What Are the 3 Types of Data Loss Prevention?

Data Loss Prevention emerged to address the proliferation of data and is used to help organizations protect sensitive data, such as intellectual property and other business-critical data, from loss, damage, theft, and malicious abuse.

The three types of data loss prevention are:

  • Network DLP: This consists of security software and practices that monitor, track, and analyze activity across a network. Through network security, it tries to detect and prevent critical, confidential, or sensitive data from being exfiltrated through network traffic. In addition to inspecting network protocols, network DLP can discover sensitive information across various local and remote repositories (ex. Network share and MS Sharepoint Online), including databases.
  • Endpoint DLP: Endpoint DLP extends monitoring for data loss to endpoints such as mobile devices, IoT devices, laptops, desktops, and servers. Endpoint DLP is predominantly concerned with protecting data in use and data at rest.
  • Cloud DLP: Because the cloud is a storage location, cloud DLP is used to protect data at rest. In addition to the public cloud, this DLP can also protect data inside a private cloud run on a virtual server. 

How Does DLP Work?

DLP has to engage with many attack vectors and access points in its task of data loss prevention. In addition to leveraging encryption and user access control, here are the processes involved in making DLP work.

  1. Classifying data: Data classification is an important prerequisite for DLP. This includes labeling data in an organization’s possession into, say, public, sensitive, or internal classification levels.

    Because classification can be labor intensive, most DLP solutions provide automated data discovery and classification services. This technology can scan your data repositories to classify new data entering the organization’s infrastructure. 

  2. Establishing confidentiality levels: While DLP solutions provide classification features by default, you shouldn’t totally outsource this function. IT departments should assign data classification labels that make sense within the context of their data security.

    Typical classification examples could range from credit confidential, card information, sensitive, top secret, private, and internal.  

  3. Linking protection to the right context: Because data in the enterprise can occupy several states (at rest, in motion, or in use), DLP has to account for the susceptibility of data loss at each stage and with each loss vector. 
  4. Developing DLP policy: Configuring a DLP system’s behavior by creating data rules and policies.
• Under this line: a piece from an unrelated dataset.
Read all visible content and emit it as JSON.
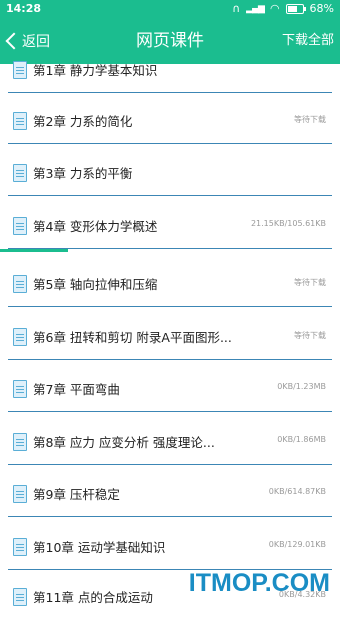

These encompass how the DLP system should react to data events. These may include revoking user access when someone is in violation of policy, issuing alert notifications when confidentiality markers are triggered, and so on. 
  5. Monitoring and investigation: With the visibility provided by DLP, security experts can easily detect data leak security incidents through anomalous behavior, and subsequently reduce the chance of data loss and reputational harm. 

In summary, DLP requires discovering sensitive data, accurately classifying it, and taking remediation actions such as denying access or removing duplicates and inaccuracies.

General DLP Use Cases

When a data breach occurs, it exposes organizations to significant reputational, financial, and regulatory risks.

A data breach or incident can manifest in several forms, such as insider threat, data leakage, data exfiltration, or data loss.

  • Data loss generally encompasses any action or event that renders data usable through destruction, damage, or corruption.
  • Insider threats are caused by authorized users who either maliciously or unintentionally cause data loss or abuse.
  • Data leakage occurs due to the unauthorized but unintentional transfer of confidential or sensitive data.
  • Data exfiltration is, on the other hand, the unauthorized and intentional transfer of confidential or sensitive data.

Fortunately, DLP is designed to address these concerns in a concerted manner.

Preventing Data-Related Incidences

DLP solutions are primarily tasked with preventing data loss and data leakage. These are the ways DLP helps to achieve this objective.

Providing Data Visibility

Data visibility is a prerequisite for data security. You can’t monitor your data without knowing where it resides, its movement flow, and its chain of custody. Comprehensive DLP solutions typically provide insight into data at the three stages of the data lifecycle.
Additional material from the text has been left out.